Tout en gardant toujours Beethoven comme pivot d’un album qui se déguste comme un récital aux mille reflets, le pianiste ose des rapprochements qu’un Glenn Gould aurait autrefois osés. Faire ainsi suivre les Variations en ut mineur WoO 80 de Beethoven, véloces et spirituelles, de celles en la mineur que Sweelinck a agencé sur un thème de cour noblement dansant, à la virtuosité raisonnable et dont la dernière a la tendresse attristée des adieux, les enchaîner avec les Variations sur « venni amore » de Righini, thème que Beethoven élargit, triture avec sa verve habituelle pour en tirer une œuvre spirituelle ne donne pas le tournis. Bien au contraire, un fil secret nous pousse ensuite dans les bras de Bach et de son Air varié à la manière italienne BWV 98 puis de sa Chaconne pour violon seul dans la transcription pour la main gauche seule de Brahms : saisissant !

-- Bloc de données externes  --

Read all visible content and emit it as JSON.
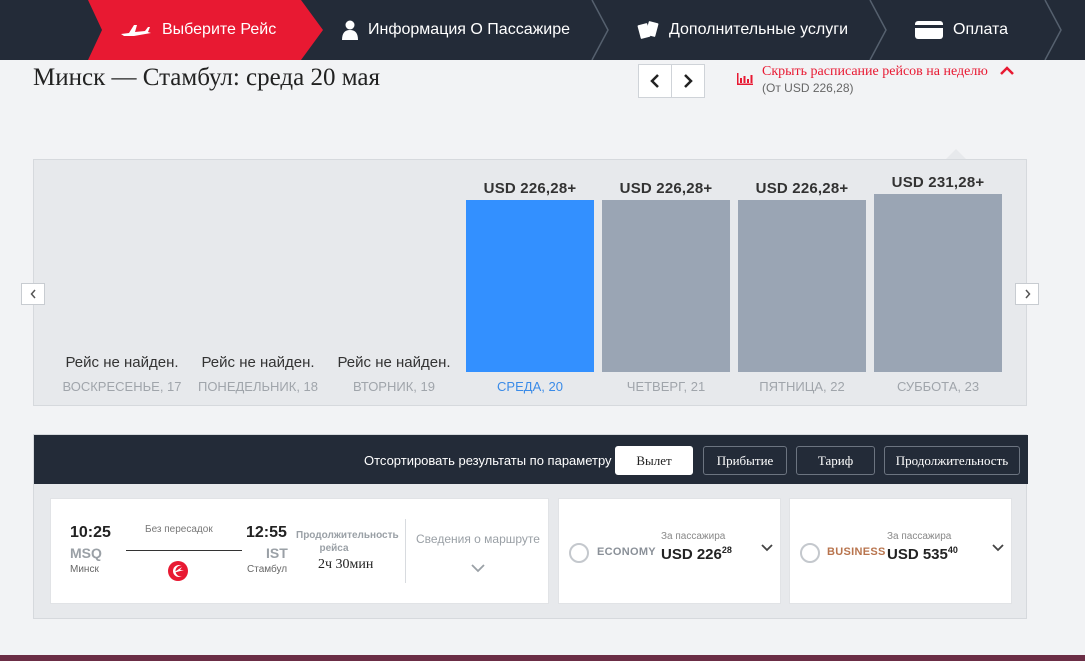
{
  "steps": [
    {
      "label": "Выберите Рейс",
      "icon": "plane-icon"
    },
    {
      "label": "Информация О Пассажире",
      "icon": "person-icon"
    },
    {
      "label": "Дополнительные услуги",
      "icon": "tickets-icon"
    },
    {
      "label": "Оплата",
      "icon": "card-icon"
    }
  ],
  "header": {
    "title": "Минск — Стамбул: среда 20 мая",
    "hide_schedule": "Скрыть расписание рейсов на неделю",
    "from_price": "(От USD 226,28)"
  },
  "week": [
    {
      "status": "Рейс не найден.",
      "price": "",
      "day": "ВОСКРЕСЕНЬЕ",
      "date": ", 17",
      "has_flight": false
    },
    {
      "status": "Рейс не найден.",
      "price": "",
      "day": "ПОНЕДЕЛЬНИК",
      "date": ", 18",
      "has_flight": false
    },
    {
      "status": "Рейс не найден.",
      "price": "",
      "day": "ВТОРНИК",
      "date": ", 19",
      "has_flight": false
    },
    {
      "status": "",
      "price": "USD 226,28+",
      "day": "СРЕДА",
      "date": ", 20",
      "has_flight": true,
      "selected": true,
      "value": 226.28
    },
    {
      "status": "",
      "price": "USD 226,28+",
      "day": "ЧЕТВЕРГ",
      "date": ", 21",
      "has_flight": true,
      "value": 226.28
    },
    {
      "status": "",
      "price": "USD 226,28+",
      "day": "ПЯТНИЦА",
      "date": ", 22",
      "has_flight": true,
      "value": 226.28
    },
    {
      "status": "",
      "price": "USD 231,28+",
      "day": "СУББОТА",
      "date": ", 23",
      "has_flight": true,
      "value": 231.28
    }
  ],
  "sort": {
    "label": "Отсортировать результаты по параметру",
    "options": [
      "Вылет",
      "Прибытие",
      "Тариф",
      "Продолжительность"
    ],
    "active": "Вылет"
  },
  "flight": {
    "dep_time": "10:25",
    "dep_code": "MSQ",
    "dep_city": "Минск",
    "stops": "Без пересадок",
    "arr_time": "12:55",
    "arr_code": "IST",
    "arr_city": "Стамбул",
    "duration_label": "Продолжительность рейса",
    "duration": "2ч 30мин",
    "route_details": "Сведения о маршруте"
  },
  "fares": [
    {
      "class": "ECONOMY",
      "per": "За пассажира",
      "price": "USD 226",
      "cents": "28",
      "color": "#8a9098"
    },
    {
      "class": "BUSINESS",
      "per": "За пассажира",
      "price": "USD 535",
      "cents": "40",
      "color": "#b8744d"
    }
  ],
  "colors": {
    "accent": "#e81932",
    "nav": "#232b38",
    "selected_bar": "#3390ff",
    "bar": "#9aa5b4"
  }
}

Tiberghien déploie dans cet album une perfection de trait, d’articulations avec une éloquence aussi étreignante qu’elle se nourrit d’une économie de moyens expressifs – tout l’art d’un musicien qui avec les années a trouvé un équilibre miraculeux entre l’analyse et le lâcher prise : Tibergien est là, ô combien, mais ce n’est pas lui qu’on écoute, c’est la musique présentée dans la vérité de son évidence. Jusque dans les sublimes Last Pieces de Morton Feldman, Processional de George Crumb, les Seven Haikus et In a Landscape de John Cage, qui viennent s’immiscer entre les variations du compositeur allemand d’une façon naturelle, en rien conceptuelle. Le message ici, c’est tout pour la musique, sa beauté, l’ingéniosité géniale des compositeurs cultivant l’art de la variation.

Cédric Tiberghien, "Variation[s] 2"

CÉDRIC TIBERGHIEN
« Variation[s] 2 ».
Œuvres de Beethoven, Sweelinck, Bach, Cage, Feldman et Crumb.